7 is an example of breaking from past conventions while sculpting space for a new type of sound to emerge. The haunting introductory boom of “L’Inconnue” (French for “the unknown”) reverberated through the gilded Fox Theater, evoking a transcendent tone steeped in exploration of the self with lines like, “What is you (What is you), Where is she today (Where is she today).” It’s a fitting prelude into this new world that Beach House has created for their typically fuzzy dream-pop melodies to grow and develop, much like Victoria Legrand and Alex Scally have evolved in their 13 years of playing music together.
The duo revisited the whimsy of their 2010 record Teen Dream with “Silver Soul” and “Walk in the Park” — two songs dappled in fading summer sunlight that, while listening live, stuck to my senses with the sweetness of freshly-plucked cotton candy and the sting of young love that leaves you questioning your identity.
Beach House moved as shadow figures on a stage saturated in shades of purple and blue, with beams of racing lasers bouncing across the audience as the buoyant, ethereal hum of “Space Song” led us back to themes of consciousness and the cosmos.

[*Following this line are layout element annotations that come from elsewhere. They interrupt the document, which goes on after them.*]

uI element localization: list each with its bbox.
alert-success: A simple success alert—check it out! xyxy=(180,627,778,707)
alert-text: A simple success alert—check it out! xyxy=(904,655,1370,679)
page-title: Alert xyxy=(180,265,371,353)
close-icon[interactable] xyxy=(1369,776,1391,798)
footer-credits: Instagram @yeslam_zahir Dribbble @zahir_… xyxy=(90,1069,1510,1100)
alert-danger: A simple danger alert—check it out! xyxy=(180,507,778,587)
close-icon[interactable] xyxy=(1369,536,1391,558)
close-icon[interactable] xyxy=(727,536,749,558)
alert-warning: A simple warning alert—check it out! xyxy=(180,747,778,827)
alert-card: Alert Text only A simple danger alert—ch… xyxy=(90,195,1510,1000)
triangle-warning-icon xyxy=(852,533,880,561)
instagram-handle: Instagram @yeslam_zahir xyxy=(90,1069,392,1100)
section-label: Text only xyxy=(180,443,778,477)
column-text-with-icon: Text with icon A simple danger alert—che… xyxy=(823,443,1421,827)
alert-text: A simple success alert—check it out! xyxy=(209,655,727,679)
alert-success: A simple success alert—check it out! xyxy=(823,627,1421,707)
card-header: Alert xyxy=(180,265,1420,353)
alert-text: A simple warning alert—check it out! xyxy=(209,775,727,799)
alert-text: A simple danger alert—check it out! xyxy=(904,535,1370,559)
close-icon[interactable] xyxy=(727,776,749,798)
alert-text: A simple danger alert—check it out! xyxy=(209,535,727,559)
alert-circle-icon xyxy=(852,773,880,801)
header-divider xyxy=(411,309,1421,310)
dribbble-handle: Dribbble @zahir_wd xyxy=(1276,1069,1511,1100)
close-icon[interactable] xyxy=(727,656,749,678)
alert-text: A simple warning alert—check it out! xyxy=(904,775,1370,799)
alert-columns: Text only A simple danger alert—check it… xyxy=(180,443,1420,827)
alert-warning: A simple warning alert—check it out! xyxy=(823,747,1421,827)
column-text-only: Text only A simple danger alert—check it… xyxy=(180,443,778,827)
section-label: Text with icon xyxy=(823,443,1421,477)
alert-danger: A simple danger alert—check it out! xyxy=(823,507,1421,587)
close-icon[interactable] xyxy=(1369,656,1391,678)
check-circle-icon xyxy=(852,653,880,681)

While the last few murmurs of “Space Song” escaped from the theater, I took a moment to lean into the swivel of my hips and drink up a song that leaves a trail of doe-eyed wonder in its wake.
The buttery vibration of the pair’s 2015 record, Depression Cherry, churned to a halt with a vibrant return to the rejuvenated buzz of 7, while “Lemon Glow” broke any sense of sleepiness left in the air. Legrand’s bold vocals have taken on a more rooted feel in this song that pulsates through distorted guitar, tugging at the listener like a fervent rabbit inviting us down an electropop hole where a new version of ourselves awaits if we allow ourselves to slip into the ether.
Throughout the performance I found comfort in the juxtaposition of light and dark in the band’s mise en scène, and noticed how this ethos pumps through the veins of Beach House as they seek what lies beyond while in turn peeling back layers of self. By the show’s end, I felt like I had returned home from a journey that occurred both inwardly and outwardly, and emerged lighter and full of dreams. Beach House has created a port in the storm for all of us.